I’ll be on your side forever more


That’s what friends are for.”

Wow.. indah sekali kata-katanya. Senangnya bisa memiliki sahabat dalam segala keadaan. Mereka selalu mengisi setiap lembar hidup, selalu mengerti dan memahami kita. Hidup akan terasa lebih indah dan penuh warna.
Suatu kali seorang teman bercerita kepada saya. Dia memiliki banyak sekali teman namun tidak satupun yang dekat dengannya. Saya bertanya mengapa ? Dia hanya menjawab, sahabat dan musuh itu terlalu tipis batasanya. Menurutnya, justeru sahabat itu adalah musuh yang tidak terlihat oleh kita. Kita kadang terlena melihat segala sesutau hanya dengan kedua mata, tetapi tidak melihat dengan hati. Tak selamanya kebaikan itu benar dan kejahatan itu buruk. Baginya tidak ada teman yang tulus. Wah, ternyata teman saya ini mengalami trauma yang cukup berat dengan para sahabatnya.
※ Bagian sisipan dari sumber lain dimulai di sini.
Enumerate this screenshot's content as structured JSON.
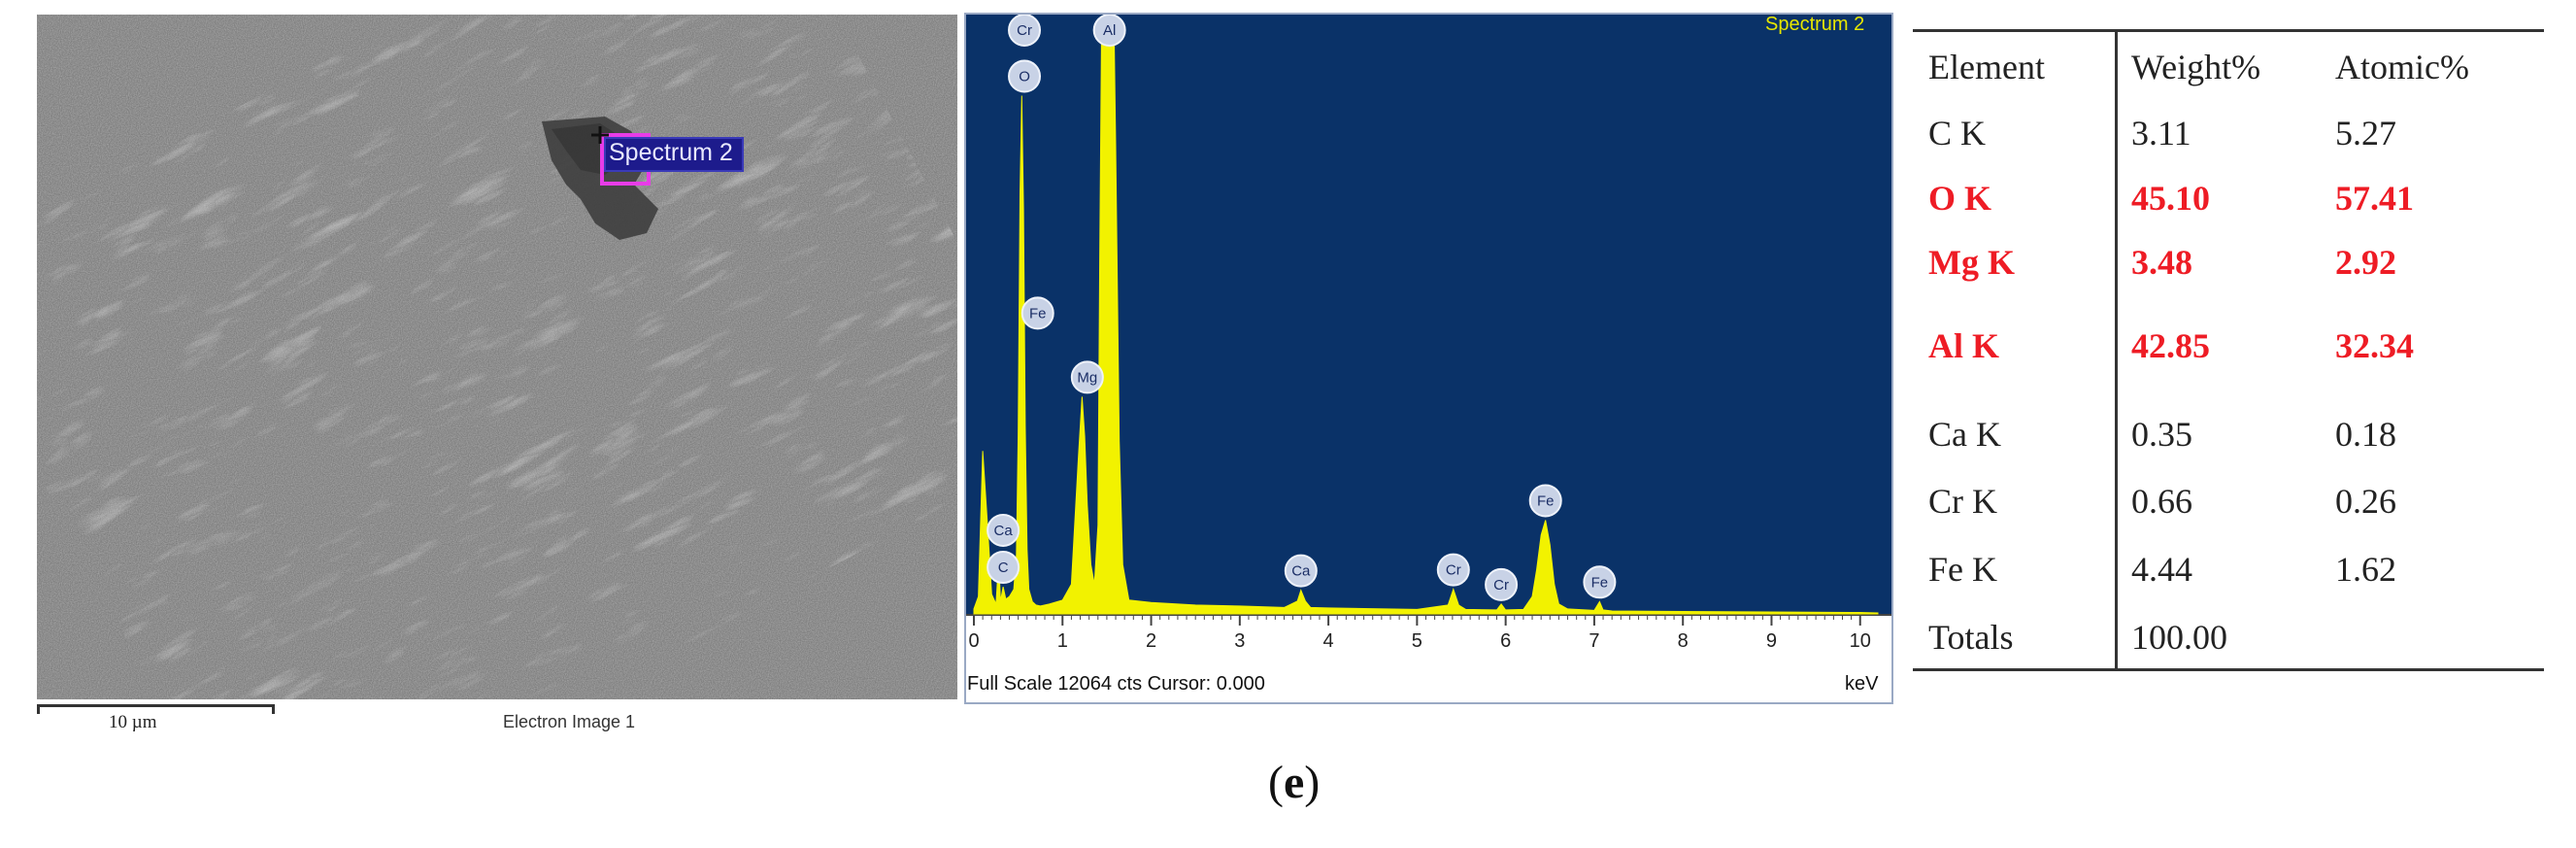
{
  "sem_image": {
    "spectrum_label": "Spectrum 2",
    "scale_bar_label": "10 µm",
    "caption": "Electron Image 1"
  },
  "eds_spectrum": {
    "title": "Spectrum 2",
    "footer": "Full Scale 12064 cts Cursor: 0.000",
    "x_unit": "keV",
    "plot_background": "#0a3268",
    "spectrum_color": "#f2f200"
  },
  "chart_data": {
    "type": "area",
    "title": "Spectrum 2",
    "xlabel": "keV",
    "ylabel": "",
    "xlim": [
      0,
      10.2
    ],
    "ylim": [
      0,
      12064
    ],
    "x_ticks": [
      "0",
      "1",
      "2",
      "3",
      "4",
      "5",
      "6",
      "7",
      "8",
      "9",
      "10"
    ],
    "series": [
      {
        "x": [
          0.0,
          0.05,
          0.1,
          0.15,
          0.2,
          0.25,
          0.28,
          0.3,
          0.33,
          0.36,
          0.4,
          0.45,
          0.48,
          0.5,
          0.52,
          0.54,
          0.56,
          0.58,
          0.6,
          0.62,
          0.66,
          0.7,
          0.75,
          0.85,
          1.0,
          1.1,
          1.18,
          1.22,
          1.25,
          1.28,
          1.32,
          1.36,
          1.4,
          1.42,
          1.44,
          1.46,
          1.48,
          1.5,
          1.52,
          1.54,
          1.56,
          1.58,
          1.6,
          1.64,
          1.68,
          1.75,
          2.0,
          2.5,
          3.0,
          3.5,
          3.65,
          3.69,
          3.74,
          3.8,
          4.0,
          5.0,
          5.35,
          5.41,
          5.47,
          5.55,
          5.9,
          5.95,
          6.0,
          6.2,
          6.3,
          6.35,
          6.4,
          6.45,
          6.5,
          6.55,
          6.6,
          6.7,
          7.0,
          7.06,
          7.1,
          7.2,
          8.0,
          9.0,
          10.0,
          10.2
        ],
        "y": [
          100,
          350,
          3300,
          1900,
          400,
          200,
          1100,
          250,
          550,
          300,
          350,
          500,
          1200,
          3600,
          8500,
          10500,
          8200,
          3800,
          1300,
          500,
          250,
          180,
          160,
          200,
          280,
          600,
          3200,
          4400,
          3600,
          2200,
          1000,
          600,
          1800,
          7200,
          11600,
          12064,
          12064,
          12064,
          12064,
          12064,
          12064,
          12064,
          9500,
          3500,
          1000,
          280,
          230,
          180,
          160,
          130,
          260,
          480,
          260,
          130,
          120,
          90,
          180,
          500,
          180,
          90,
          80,
          200,
          80,
          90,
          350,
          900,
          1600,
          1900,
          1400,
          600,
          200,
          100,
          70,
          250,
          80,
          60,
          50,
          40,
          30,
          20
        ]
      }
    ],
    "peaks": [
      {
        "label": "Cr",
        "x": 0.57,
        "y": 12064
      },
      {
        "label": "O",
        "x": 0.57,
        "y": 10500
      },
      {
        "label": "Al",
        "x": 1.53,
        "y": 12064
      },
      {
        "label": "Fe",
        "x": 0.72,
        "y": 5700
      },
      {
        "label": "Mg",
        "x": 1.28,
        "y": 4400
      },
      {
        "label": "Ca",
        "x": 0.33,
        "y": 1300
      },
      {
        "label": "C",
        "x": 0.33,
        "y": 550
      },
      {
        "label": "Ca",
        "x": 3.69,
        "y": 480
      },
      {
        "label": "Cr",
        "x": 5.41,
        "y": 500
      },
      {
        "label": "Cr",
        "x": 5.95,
        "y": 200
      },
      {
        "label": "Fe",
        "x": 6.45,
        "y": 1900
      },
      {
        "label": "Fe",
        "x": 7.06,
        "y": 250
      }
    ]
  },
  "composition_table": {
    "headers": [
      "Element",
      "Weight%",
      "Atomic%"
    ],
    "rows": [
      {
        "element": "C K",
        "weight": "3.11",
        "atomic": "5.27",
        "highlight": false
      },
      {
        "element": "O K",
        "weight": "45.10",
        "atomic": "57.41",
        "highlight": true
      },
      {
        "element": "Mg K",
        "weight": "3.48",
        "atomic": "2.92",
        "highlight": true
      },
      {
        "element": "Al K",
        "weight": "42.85",
        "atomic": "32.34",
        "highlight": true
      },
      {
        "element": "Ca K",
        "weight": "0.35",
        "atomic": "0.18",
        "highlight": false
      },
      {
        "element": "Cr K",
        "weight": "0.66",
        "atomic": "0.26",
        "highlight": false
      },
      {
        "element": "Fe K",
        "weight": "4.44",
        "atomic": "1.62",
        "highlight": false
      }
    ],
    "totals": {
      "label": "Totals",
      "weight": "100.00"
    },
    "highlight_color": "#ee1c25"
  },
  "figure_label": "(e)",
  "figure_label_parts": {
    "open": "(",
    "letter": "e",
    "close": ")"
  }
}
Dia kemudian menasehati saya, sebaiknya tidak usah berteman terlalu dekat. Kalaupun memiliki teman, sebaiknya hal yang terlalu privasi jangan terlalu diumbar. Begitu juga dengan frekuensi bertemu atau kontak, tidak harus rutin dan terjadwal. Justeru dengan begitu pertemanan dapat awet. Kalau dipikir-pikir ada benarnya juga apa yang disampaikan teman saya ini.
Satu pernyataan yang membuat saya cukup kaget ketika dia berpendapat kalau perempuan rentan mengalami hal seperti ini. Dimana teman dengan mudah dapat menjadi musuh. Lagaknya sepertii seorang psikiater, dia memberi pandangan-pandangan dengan alasan-alasan yang cukup masuk akal, dan tentu saja bertujuan menasehati saya.
Saya kemudian sempat beradu arugmen dengan dia, bahwa walau bagaimanapun setiap orang membutuhkan seorang sahabat atau teman, tidak mungkin kita menjadi autis berdiam diri di rumah dan jauh dari pergaulan. Tapi memang dasar teman saya pinter ngomong, diapun menangkis. Menurut dia boleh-boleh saja memiliki teman sebanyak-banyaknya tetapi harus tetap mempertimbangkan beberapa hal yang sudah dia sampaikan tadi.
Sahabat hanya bisa dinikmati pada saat kita sekolah dahulu. Ketika Sekolah dasar hingga mungkin di perguruan tinggi. Setelahnya kita akan hidup sendiri dan sibuk dengan kepentingan masing-masing di dunia kita sendiri, misalnya keluarga dan pekerjaan.
Jadi menurutnya, jangan terlalu memiliki keinginan lebih untuk memiliki sahabat saat ini. Kalaupun ada atau mereka hadir kembali dalam hidup kita, harus dianggap sebagai teman biasa. Jangan terlalu senang dulu, karena itu semua semu semata. Hmm.. pernyataan ini cukup keras menurut saya.
Setelah beberapa waktu berlalu, sayapun teringat kembali akan kata-katanya pada saat mendengarkan lagu tadi. Jujur saja, saya sangat merindukan sahabat-sahabat saya dulu. Walaupun mungkin kata-kata teman tadi benar, namun sahabat-sahabat saya masih tetap ada dihati sampai saat ini. Tentu tidak semua sahabat berperilaku buruk. Baik dan buruknya mereka adalah tetap sahabat-sahabat saya.
Lebih dari semuanya itu, saya sangat berbahagia lagi masih memiliki banyak teman di sini, walaupun hanya lewat tulisan dan komentar, walau belum saling kenal secara dekat dan tak pernah bertatap muka namun kehangatan persahabatan yang ditawarkan di sini membuat saya merasa kita sudah merupakan satu keluarga besar di rumah sehat ini. Indahnya duniajika kita semua bisa saling menghargai dan menyayangi satu dengan lainya.